On the face of it, the merits of the lawsuit are clear. The law is clear on redundancies. Based on the documents The Royal Gazette has seen, the hotel does not dispute this and has co-operated in providing the amounts owed to each employee.
The real issue is that if Westend says it is unable to pay, the plaintiffs, directed by the Government, have few options for recovery of the funds. The most dramatic is to put Westend into liquidation, meaning the company could be forced to sell assets – the hotel property – to satisfy its creditors. It could also sell off smaller parts of the property before a liquidation.
Mr Dickinson has emphasised the Government’s first priority is to protect the rights of Bermudians, and this is inarguable. Having 700 people lose employment with no financial safety net in the existing economic climate would be inhuman and disastrous in economic terms.
However, it still sets a precedent for other businesses to see this as a way of not paying redundancies in the future. If the Government is going to step in and loan redundancy payments to workers, a struggling business may stagger on until it has completely run out of money, knowing the Government will come to the rescue of the staff. Then, when the Government sues to recover the loans, there will be no money or assets left.
It would have been better for all if the hypothetical company had seen the writing on the wall and closed while it still had enough money to meet its obligations to its employers. But by removing the moral hazard, the company may try to carry on in the slim hope of a turnaround, while employees will look to the example of the Fairmont Southampton for reassurance that they will not be left destitute.
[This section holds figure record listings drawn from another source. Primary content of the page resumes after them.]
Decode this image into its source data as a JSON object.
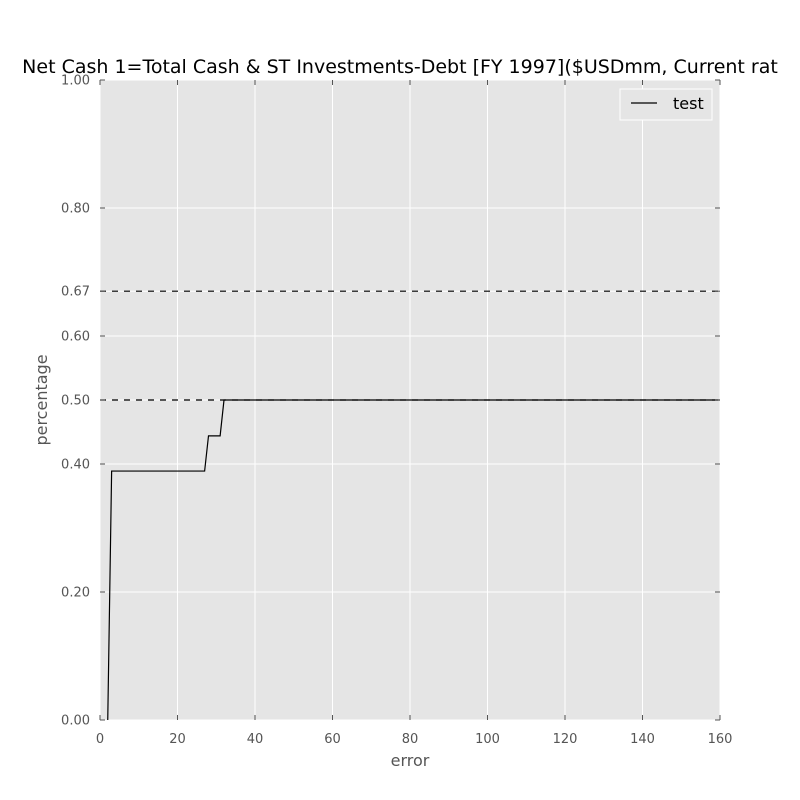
{
  "chart_data": {
    "type": "line",
    "title": "Net Cash 1=Total Cash & ST Investments-Debt [FY 1997]($USDmm, Current rat",
    "xlabel": "error",
    "ylabel": "percentage",
    "xlim": [
      0,
      160
    ],
    "ylim": [
      0,
      1
    ],
    "x_ticks": [
      0,
      20,
      40,
      60,
      80,
      100,
      120,
      140,
      160
    ],
    "x_tick_labels": [
      "0",
      "20",
      "40",
      "60",
      "80",
      "100",
      "120",
      "140",
      "160"
    ],
    "y_ticks": [
      0,
      0.2,
      0.4,
      0.5,
      0.6,
      0.67,
      0.8,
      1.0
    ],
    "y_tick_labels": [
      "0.00",
      "0.20",
      "0.40",
      "0.50",
      "0.60",
      "0.67",
      "0.80",
      "1.00"
    ],
    "grid": true,
    "legend_position": "top-right",
    "reference_lines": [
      {
        "y": 0.67,
        "style": "dashed",
        "color": "#000000"
      },
      {
        "y": 0.5,
        "style": "dashed",
        "color": "#000000"
      }
    ],
    "series": [
      {
        "name": "test",
        "color": "#000000",
        "x": [
          2,
          3,
          27,
          28,
          31,
          32,
          160
        ],
        "y": [
          0.0,
          0.389,
          0.389,
          0.444,
          0.444,
          0.5,
          0.5
        ]
      }
    ],
    "colors": {
      "plot_background": "#e5e5e5",
      "grid": "#ffffff",
      "axis_text": "#555555"
    }
  }
}
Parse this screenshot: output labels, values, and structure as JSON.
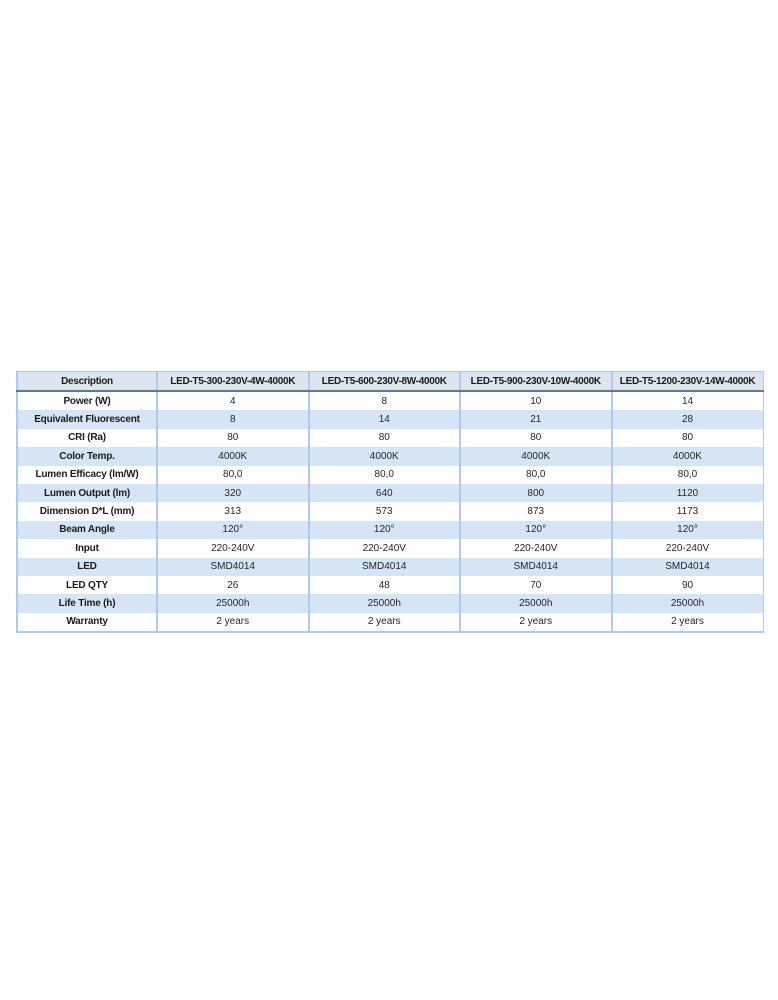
{
  "table": {
    "columns": [
      "Description",
      "LED-T5-300-230V-4W-4000K",
      "LED-T5-600-230V-8W-4000K",
      "LED-T5-900-230V-10W-4000K",
      "LED-T5-1200-230V-14W-4000K"
    ],
    "rows": [
      {
        "label": "Power (W)",
        "values": [
          "4",
          "8",
          "10",
          "14"
        ]
      },
      {
        "label": "Equivalent Fluorescent",
        "values": [
          "8",
          "14",
          "21",
          "28"
        ]
      },
      {
        "label": "CRI (Ra)",
        "values": [
          "80",
          "80",
          "80",
          "80"
        ]
      },
      {
        "label": "Color Temp.",
        "values": [
          "4000K",
          "4000K",
          "4000K",
          "4000K"
        ]
      },
      {
        "label": "Lumen Efficacy (lm/W)",
        "values": [
          "80,0",
          "80,0",
          "80,0",
          "80,0"
        ]
      },
      {
        "label": "Lumen Output (lm)",
        "values": [
          "320",
          "640",
          "800",
          "1120"
        ]
      },
      {
        "label": "Dimension D*L (mm)",
        "values": [
          "313",
          "573",
          "873",
          "1173"
        ]
      },
      {
        "label": "Beam Angle",
        "values": [
          "120°",
          "120°",
          "120°",
          "120°"
        ]
      },
      {
        "label": "Input",
        "values": [
          "220-240V",
          "220-240V",
          "220-240V",
          "220-240V"
        ]
      },
      {
        "label": "LED",
        "values": [
          "SMD4014",
          "SMD4014",
          "SMD4014",
          "SMD4014"
        ]
      },
      {
        "label": "LED QTY",
        "values": [
          "26",
          "48",
          "70",
          "90"
        ]
      },
      {
        "label": "Life Time (h)",
        "values": [
          "25000h",
          "25000h",
          "25000h",
          "25000h"
        ]
      },
      {
        "label": "Warranty",
        "values": [
          "2 years",
          "2 years",
          "2 years",
          "2 years"
        ]
      }
    ],
    "colors": {
      "header_bg": "#dde6f0",
      "stripe_bg": "#d5e5f5",
      "grid_border": "#aecbe9",
      "header_separator": "#5f7899",
      "header_text": "#1b1b1b",
      "value_text": "#262626"
    }
  }
}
This is a dangerous precedent to set.
There is another risk. The Bermuda Government, in taking this action, may deter other potential developers from investing in Bermuda, especially given the unprecedented economic circumstances that have damaged all parts of the tourism industry, including hotel owners.
An industry insider The Royal Gazette spoke to thinks this is unlikely to harm Bermuda’s reputation, but it could create another reason for developers not to invest in the country at a time when investment is needed more than ever.
Although Mr Dickinson has been at the centre of the controversy, Gencom itself has behaved badly. Having come to Bermuda with the purchase of Rosewood Tucker’s Point and turned that property around after it entered receivership, there was optimism that it would be a good partner for Bermuda with its largest resort.
But it has been deafening in its silence until last night. Gencom is a large company that has completed more than $6 billion in assets and owns 17 hotel properties around the world, according to its website.
While it may be good business practice to ring-fence its various properties, it defies logic that it cannot find $11 million to meet its contractual obligations to its own employees, even in the present circumstances.
Its belated response last night does not answer the question of when it plans to meet its obligations to its employees. Promising to do so is not sufficient. It must do better and quickly.